I took a couple of years of classical Greek in college from “Doc” Charles, a senior member of the Wabash College faculty. One year we read Homer’s The Odyssey; the other year we read Plato’s “Apology” and the Greek New Testament; I don’t remember for sure which we read first. But I think we read The Odyssey in the second year, when I was the only student in the course. I got credit for taking the course; but with only one student, Doc Charles did not get credit for teaching it. One of my abiding regrets is that I never took the time in later years to thank Doc Charles. When our daughter Jenny’s middle school class read a little bit of an English translation of The Odyssey, I grabbed my own copy of the English translation and read her a few paragraphs that I thought she would like.
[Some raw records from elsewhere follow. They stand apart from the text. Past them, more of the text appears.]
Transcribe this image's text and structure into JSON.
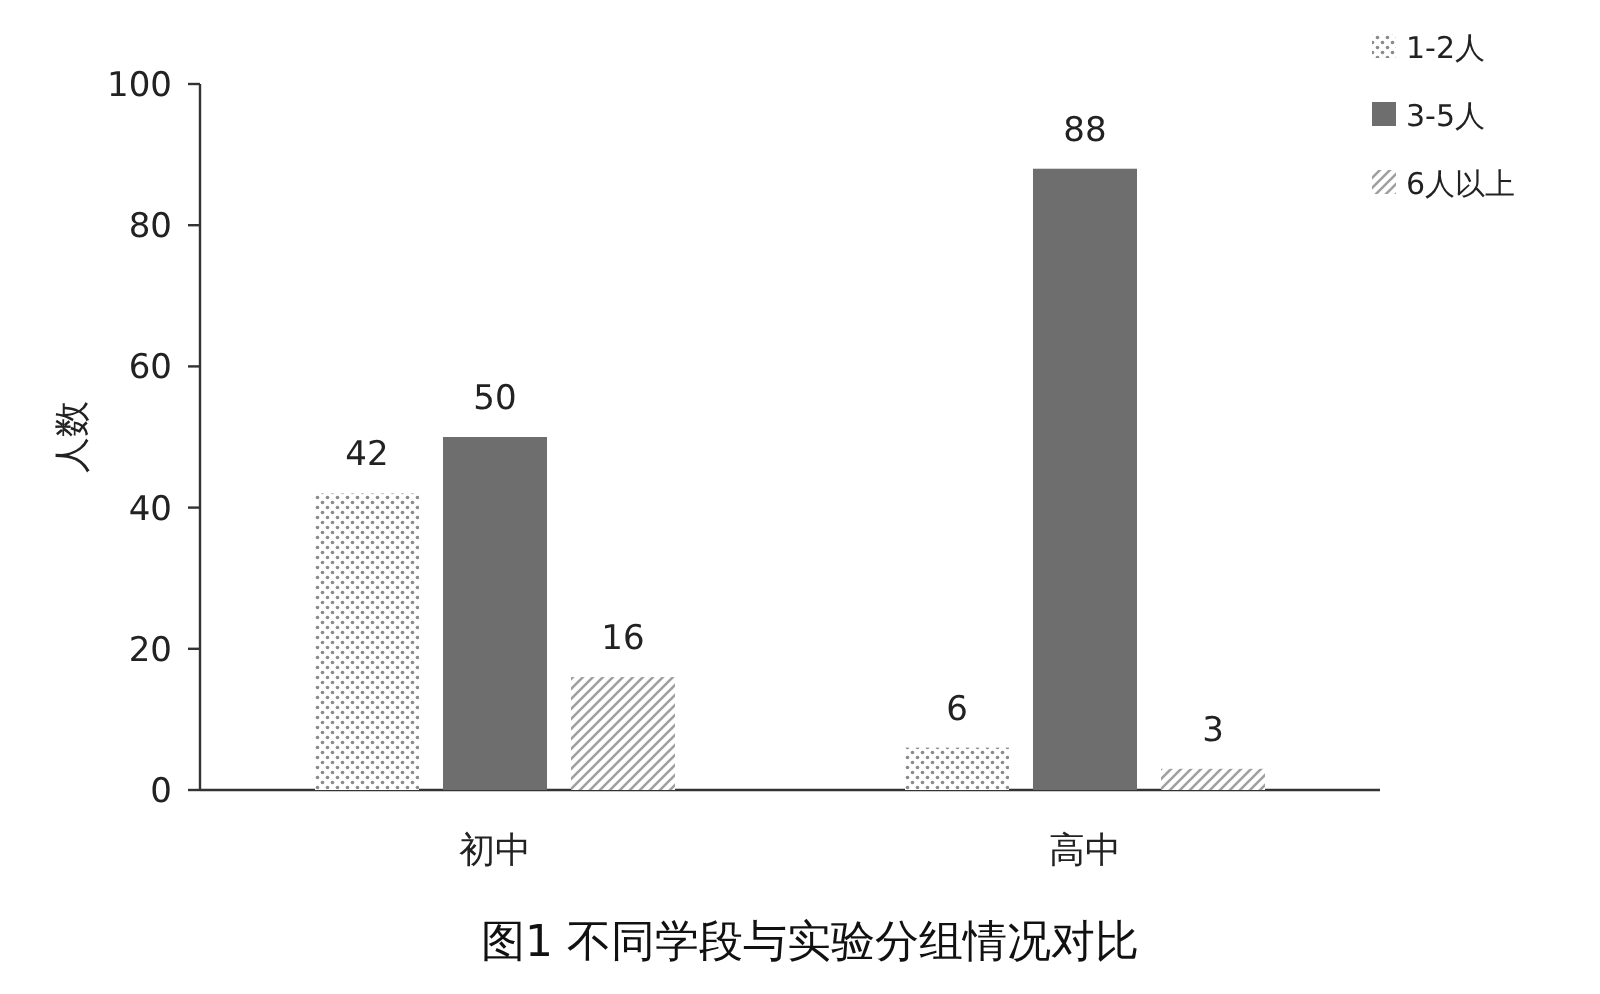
{
  "chart_data": {
    "type": "bar",
    "title": "图1 不同学段与实验分组情况对比",
    "ylabel": "人数",
    "categories": [
      "初中",
      "高中"
    ],
    "series": [
      {
        "name": "1-2人",
        "color": "#8a8a8a",
        "values": [
          42,
          6
        ]
      },
      {
        "name": "3-5人",
        "color": "#6e6e6e",
        "values": [
          50,
          88
        ]
      },
      {
        "name": "6人以上",
        "color": "#a0a0a0",
        "values": [
          16,
          3
        ]
      }
    ],
    "ylim": [
      0,
      100
    ],
    "yticks": [
      0,
      20,
      40,
      60,
      80,
      100
    ],
    "data_labels": true,
    "legend": "top right",
    "grid": false
  }
}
Jenny is partial to the dachshund breed of hound dogs. The paragraphs I read were about Odysseus finally entering Ithaca after 10 years of fighting the Trojan War and another 10 years of struggling to return home. After 20 years’ absence the first humans he meets do not recognize him. But an old hound dog who was his puppy when he left Ithaca, rises to its feet and wags its tail in greeting. The Odyssey is about loyalty and resilience and loving your hound dog. Created many centuries ago, it connects us to ancestors with whom we still share values, challenges, and hopes. Odysseus was a flawed hero but he was a hero. We should defend our right to read the story of his struggles.
(p. A15) A sustained effort is under way to deny children access to literature. Under the slogan #DisruptTexts, critical-theory ideologues, schoolteachers and Twitter agitators are purging and propagandizing against classic texts—everything from Homer to F. Scott Fitzgerald to Dr. Seuss.
. . .
The demands for censorship appear to be getting results. “Be like Odysseus and embrace the long haul to liberation (and then take the Odyssey out of your curriculum because it’s trash),” tweeted Shea Martin in June [2020]. “Hahaha,” replied Heather Levine, an English teacher at Lawrence (Mass.) High School. “Very proud to say we got the Odyssey removed from the curriculum this year!” When I contacted Ms. Levine to confirm this, she replied that she found the inquiry “invasive.”
For the full commentary, see:
Meghan Cox Gurdon. “Even Homer Gets Mobbed.” The Wall Street Journal (Monday, Dec. 28, 2020): A15.
(Note: ellipsis, and bracketed year, added.)
(Note: the online version of the commentary was updated Dec. 27, 2020, and has the same title as the print version.)